Closed Kixunil closed 2 years ago
Agreed. The add_assign
etc come from the upstream C API but there's no reason to preserve this wart.
Methods like add_assign are annoying to use because the variable changes meaning after the operation and renaming it is awkward.
Is resolution of this issue achieved by removing the implementations of ops::AddAssign
?
This could be trivially fixed by adding methods copying the input and performing the operation.
We have implementations of ops::Add
and ops::Sub
already that do this, right? Or am I missing something?
FTR I don't see why implementing add_assign
is any more clunky for an Amount
than it is for any other integer type? Am I missing something?
This issue is about SecretKey
and PublicKey
. I don't think we've implemented any of the ops
traits on these, though I wouldn't be opposed to it.
I think the issue would be resolved by adding add
methods alongside add_assign
, and/or removing add_assign
in favor of using the ops
traits.
oh my bad, I looked at Amount
, I see now the issue title says 'keys'.
EDIT: oh boy, I wasn't even in the right repo, face palm.
I was thinking about ops too. One issue is the operations currently accept slice and return Result
. I think we should change the parameter to take Scalar
or PublicKey
. It probably would have prevented mistake that happened recently. Once it's changed the only error remaining is key being invalid. I think it'd be OK to panic since invalid keys should be unlikely for reasonable scalars. But maybe we're creating a DoS footgun for people who don't properly validate input data?

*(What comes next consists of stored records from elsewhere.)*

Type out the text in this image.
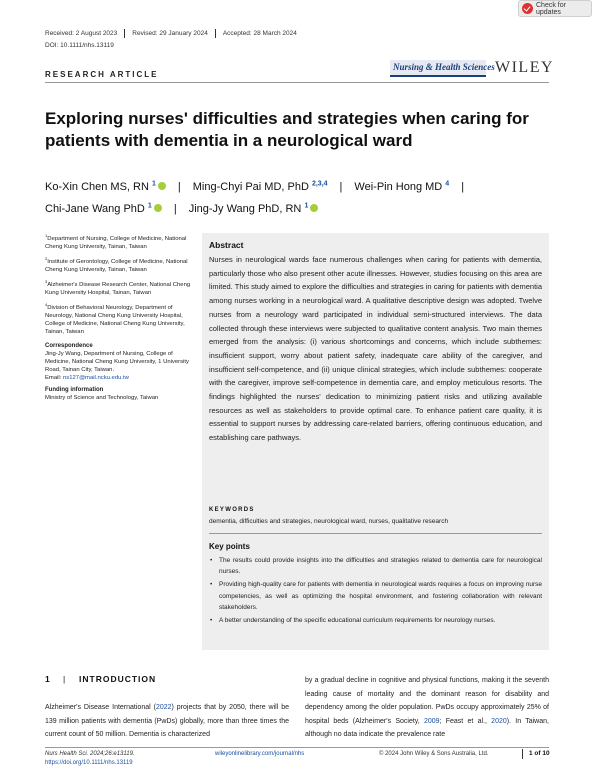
Check for updates
Received: 2 August 2023	Revised: 29 January 2024	Accepted: 28 March 2024
DOI: 10.1111/nhs.13119
RESEARCH ARTICLE
Nursing & Health Sciences WILEY
Exploring nurses' difficulties and strategies when caring for patients with dementia in a neurological ward
Ko-Xin Chen MS, RN $^1$ | Ming-Chyi Pai MD, PhD $^{2,3,4}$ | Wei-Pin Hong MD $^4$ |
Chi-Jane Wang PhD $^1$ | Jing-Jy Wang PhD, RN $^1$
$^1$Department of Nursing, College of Medicine, National Cheng Kung University, Tainan, Taiwan
$^2$Institute of Gerontology, College of Medicine, National Cheng Kung University, Tainan, Taiwan
$^3$Alzheimer's Disease Research Center, National Cheng Kung University Hospital, Tainan, Taiwan
$^4$Division of Behavioral Neurology, Department of Neurology, National Cheng Kung University Hospital, College of Medicine, National Cheng Kung University, Tainan, Taiwan
Correspondence
Jing-Jy Wang, Department of Nursing, College of Medicine, National Cheng Kung University, 1 University Road, Tainan City, Taiwan.
Email: ns127@mail.ncku.edu.tw
Funding information
Ministry of Science and Technology, Taiwan
Abstract
Nurses in neurological wards face numerous challenges when caring for patients with dementia, particularly those who also present other acute illnesses. However, studies focusing on this area are limited. This study aimed to explore the difficulties and strategies in caring for patients with dementia among nurses working in a neurological ward. A qualitative descriptive design was adopted. Twelve nurses from a neurology ward participated in individual semi-structured interviews. The data collected through these interviews were subjected to qualitative content analysis. Two main themes emerged from the analysis: (i) various shortcomings and concerns, which include subthemes: insufficient support, worry about patient safety, inadequate care ability of the caregiver, and insufficient self-competence, and (ii) unique clinical strategies, which include subthemes: cooperate with the caregiver, improve self-competence in dementia care, and employ meticulous resorts. The findings highlighted the nurses' dedication to minimizing patient risks and utilizing available resources as well as stakeholders to provide optimal care. To enhance patient care quality, it is essential to support nurses by addressing care-related barriers, offering continuous education, and establishing care pathways.
KEYWORDS
dementia, difficulties and strategies, neurological ward, nurses, qualitative research
Key points
• The results could provide insights into the difficulties and strategies related to dementia care for neurological nurses.
• Providing high-quality care for patients with dementia in neurological wards requires a focus on improving nurse competencies, as well as optimizing the hospital environment, and fostering collaboration with relevant stakeholders.
• A better understanding of the specific educational curriculum requirements for neurology nurses.
1 | INTRODUCTION
Alzheimer's Disease International (2022) projects that by 2050, there will be 139 million patients with dementia (PwDs) globally, more than three times the current count of 50 million. Dementia is characterized
by a gradual decline in cognitive and physical functions, making it the seventh leading cause of mortality and the dominant reason for disability and dependency among the older population. PwDs occupy approximately 25% of hospital beds (Alzheimer's Society, 2009; Feast et al., 2020). In Taiwan, although no data indicate the prevalence rate
Nurs Health Sci. 2024;26:e13119.
https://doi.org/10.1111/nhs.13119
wileyonlinelibrary.com/journal/nhs	© 2024 John Wiley & Sons Australia, Ltd.	1 of 10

The reason we take a slice is that this API is intended for use where you are adding a (hashed) tweak to a key. This is for BIP32 and Taproot. We regret exposing such a low-level API for these two applications.
Zero is a valid tweak so we cannot take a SecretKey
, but also, conceptually this API was not meant to add two keys together. It was meant to tweak keys.

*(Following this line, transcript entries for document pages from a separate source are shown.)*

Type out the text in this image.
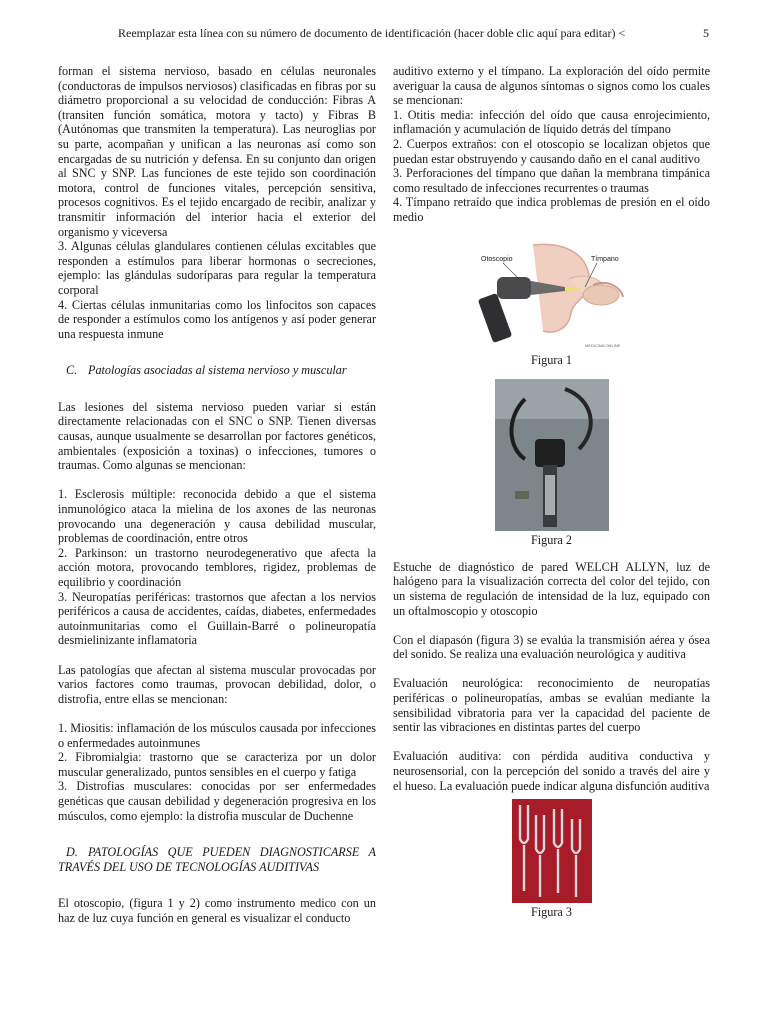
Reemplazar esta línea con su número de documento de identificación (hacer doble clic aquí para editar) <	5

forman el sistema nervioso, basado en células neuronales (conductoras de impulsos nerviosos) clasificadas en fibras por su diámetro proporcional a su velocidad de conducción: Fibras A (transiten función somática, motora y tacto) y Fibras B (Autónomas que transmiten la temperatura). Las neuroglias por su parte, acompañan y unifican a las neuronas así como son encargadas de su nutrición y defensa. En su conjunto dan origen al SNC y SNP. Las funciones de este tejido son coordinación motora, control de funciones vitales, percepción sensitiva, procesos cognitivos. Es el tejido encargado de recibir, analizar y transmitir información del interior hacia el exterior del organismo y viceversa

3. Algunas células glandulares contienen células excitables que responden a estímulos para liberar hormonas o secreciones, ejemplo: las glándulas sudoríparas para regular la temperatura corporal

4. Ciertas células inmunitarias como los linfocitos son capaces de responder a estímulos como los antígenos y así poder generar una respuesta inmune

C. Patologías asociadas al sistema nervioso y muscular

Las lesiones del sistema nervioso pueden variar si están directamente relacionadas con el SNC o SNP. Tienen diversas causas, aunque usualmente se desarrollan por factores genéticos, ambientales (exposición a toxinas) o infecciones, tumores o traumas. Como algunas se mencionan:

1. Esclerosis múltiple: reconocida debido a que el sistema inmunológico ataca la mielina de los axones de las neuronas provocando una degeneración y causa debilidad muscular, problemas de coordinación, entre otros

2. Parkinson: un trastorno neurodegenerativo que afecta la acción motora, provocando temblores, rigidez, problemas de equilibrio y coordinación

3. Neuropatías periféricas: trastornos que afectan a los nervios periféricos a causa de accidentes, caídas, diabetes, enfermedades autoinmunitarias como el Guillain-Barré o polineuropatía desmielinizante inflamatoria

Las patologías que afectan al sistema muscular provocadas por varios factores como traumas, provocan debilidad, dolor, o distrofia, entre ellas se mencionan:

1. Miositis: inflamación de los músculos causada por infecciones o enfermedades autoinmunes

2. Fibromialgia: trastorno que se caracteriza por un dolor muscular generalizado, puntos sensibles en el cuerpo y fatiga

3. Distrofias musculares: conocidas por ser enfermedades genéticas que causan debilidad y degeneración progresiva en los músculos, como ejemplo: la distrofia muscular de Duchenne

D. PATOLOGÍAS QUE PUEDEN DIAGNOSTICARSE A TRAVÉS DEL USO DE TECNOLOGÍAS AUDITIVAS

El otoscopio, (figura 1 y 2) como instrumento medico con un haz de luz cuya función en general es visualizar el conducto

auditivo externo y el tímpano. La exploración del oído permite averiguar la causa de algunos síntomas o signos como los cuales se mencionan:

1. Otitis media: infección del oído que causa enrojecimiento, inflamación y acumulación de líquido detrás del tímpano

2. Cuerpos extraños: con el otoscopio se localizan objetos que puedan estar obstruyendo y causando daño en el canal auditivo

3. Perforaciones del tímpano que dañan la membrana timpánica como resultado de infecciones recurrentes o traumas

4. Tímpano retraído que indica problemas de presión en el oído medio

Otoscopio	Tímpano
MEDICINA ONLINE
Figura 1
Figura 2

Estuche de diagnóstico de pared WELCH ALLYN, luz de halógeno para la visualización correcta del color del tejido, con un sistema de regulación de intensidad de la luz, equipado con un oftalmoscopio y otoscopio

Con el diapasón (figura 3) se evalúa la transmisión aérea y ósea del sonido. Se realiza una evaluación neurológica y auditiva

Evaluación neurológica: reconocimiento de neuropatías periféricas o polineuropatías, ambas se evalúan mediante la sensibilidad vibratoria para ver la capacidad del paciente de sentir las vibraciones en distintas partes del cuerpo

Evaluación auditiva: con pérdida auditiva conductiva y neurosensorial, con la percepción del sonido a través del aire y el hueso. La evaluación puede indicar alguna disfunción auditiva

Figura 3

We explicitly do not want to support adding public keys together, as part of our general "don't expose primitives to roll your own crypto" philosophy in libsecp. Unfortunately, we do expose this in the pubkey_combine
function, which was added as part of a broken Schnorr multisignature scheme many years ago, and which we cannot remove because the LN people found it and started using it.
Zero is a valid tweak so we cannot take a
SecretKey
That's why I suggested adding Scalar
We explicitly do not want to support adding public keys together, as part of our general "don't expose primitives to roll your own crypto" philosophy in libsecp.
Interesting. I definitely see value in discouraging people from implementing their own crypto. I wonder if the approach of not exposing some fundamental operations is the best one. The thing is there are also people who roll well-reviewed crypto and those have then harder time using it and implementing it, paradoxically worsening security because of increased implementation complexity.
I could get behind avoiding operators and instead have methods with some reasonable name and documentation warning about potential pitfalls.
Methods like
add_assign
are annoying to use because the variable changes meaning after the operation and renaming it is awkward. This could be trivially fixed by adding methods copying the input and performing the operation.